Comparison of Sensory Quality between Diploid and Triploid Rainbow Trout (Oncorhynchus mykiss) Muscles

ZHUO Linying, GUAN Lingling, BAO Shoumin, MENG Yuqiong, MA Rui   

  1. (1. College of Agriculture and Animal Husbandry, Qinghai University, Xining 810016, China;2. State Key Laboratory of Plateau Ecology and Agriculture, Qinghai University, Xining 810016, China;3. College of Ecological Environmental Engineering, Qinghai University, Xining 810016, China)
  • Published:2022-09-28

Abstract: The differences in the sensory quality of fillets from diploid and triploid rainbow trout from the same parents farmed under the same conditions were analyzed in terms of their color, texture, and flavor substances. Results showed that the yellowness value of diploid rainbow trout fillet was significantly higher than that of triploid rainbow trout fillet (P < 0.05), while no significant difference was found in lightness or redness values.

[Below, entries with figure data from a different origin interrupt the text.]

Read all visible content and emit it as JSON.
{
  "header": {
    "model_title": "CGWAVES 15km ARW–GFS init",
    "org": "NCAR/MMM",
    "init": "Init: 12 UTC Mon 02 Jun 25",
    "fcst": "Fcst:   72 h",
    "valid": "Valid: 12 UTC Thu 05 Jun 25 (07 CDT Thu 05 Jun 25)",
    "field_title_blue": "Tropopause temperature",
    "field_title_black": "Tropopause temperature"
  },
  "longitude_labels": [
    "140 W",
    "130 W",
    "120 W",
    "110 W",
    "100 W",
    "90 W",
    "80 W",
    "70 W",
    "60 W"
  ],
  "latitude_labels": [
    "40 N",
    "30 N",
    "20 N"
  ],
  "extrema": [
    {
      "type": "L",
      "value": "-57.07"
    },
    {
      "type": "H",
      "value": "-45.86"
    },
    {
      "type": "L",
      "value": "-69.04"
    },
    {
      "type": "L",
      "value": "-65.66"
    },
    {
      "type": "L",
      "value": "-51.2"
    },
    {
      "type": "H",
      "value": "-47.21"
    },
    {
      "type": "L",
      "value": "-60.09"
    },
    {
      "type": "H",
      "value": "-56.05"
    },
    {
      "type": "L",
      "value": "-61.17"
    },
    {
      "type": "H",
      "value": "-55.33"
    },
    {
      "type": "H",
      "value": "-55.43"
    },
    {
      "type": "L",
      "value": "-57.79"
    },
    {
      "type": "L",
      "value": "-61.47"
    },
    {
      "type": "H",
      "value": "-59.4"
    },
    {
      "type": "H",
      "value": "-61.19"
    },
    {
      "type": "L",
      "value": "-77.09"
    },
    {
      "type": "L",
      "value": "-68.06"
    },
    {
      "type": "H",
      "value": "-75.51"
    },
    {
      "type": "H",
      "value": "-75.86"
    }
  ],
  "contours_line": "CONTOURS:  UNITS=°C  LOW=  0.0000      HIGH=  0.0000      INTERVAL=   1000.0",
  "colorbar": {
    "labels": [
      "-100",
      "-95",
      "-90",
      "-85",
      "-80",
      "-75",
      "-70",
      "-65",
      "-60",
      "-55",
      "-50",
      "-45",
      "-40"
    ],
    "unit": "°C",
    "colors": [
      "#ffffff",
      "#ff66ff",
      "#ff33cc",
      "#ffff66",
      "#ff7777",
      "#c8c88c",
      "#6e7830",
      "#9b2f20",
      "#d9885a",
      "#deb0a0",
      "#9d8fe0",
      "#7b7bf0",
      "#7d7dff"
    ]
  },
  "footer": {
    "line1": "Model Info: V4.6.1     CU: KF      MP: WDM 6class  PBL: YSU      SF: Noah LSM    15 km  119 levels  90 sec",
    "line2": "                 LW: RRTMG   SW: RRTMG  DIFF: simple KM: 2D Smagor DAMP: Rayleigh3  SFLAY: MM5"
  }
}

The springiness and chewiness values of triploid rainbow trout were significantly higher than those of diploid rainbow trout (P < 0.05), while no significant difference in water-holding capacity or pH was observed. Triploid rainbow trout muscle had a richer taste than diploid rainbow trout muscle, and both had umami, salty, bitter and sweet tastes. In total, 77 volatile compounds were detected in each sample, and 1-octene-3-ol, hexanal, octanal, nonanal and (E)-2-nonenal were identified as the major characteristic compounds according to their odor activity values (OAV), which could present grassy, fatty and fruity flavors. The OAV of total characteristic odorant compounds in triploid rainbow trout fillet was significantly higher than that of diploid rainbow trout fillet (P < 0.05). This study shows that diploid and triploid rainbow trout have different sensory quality characteristics.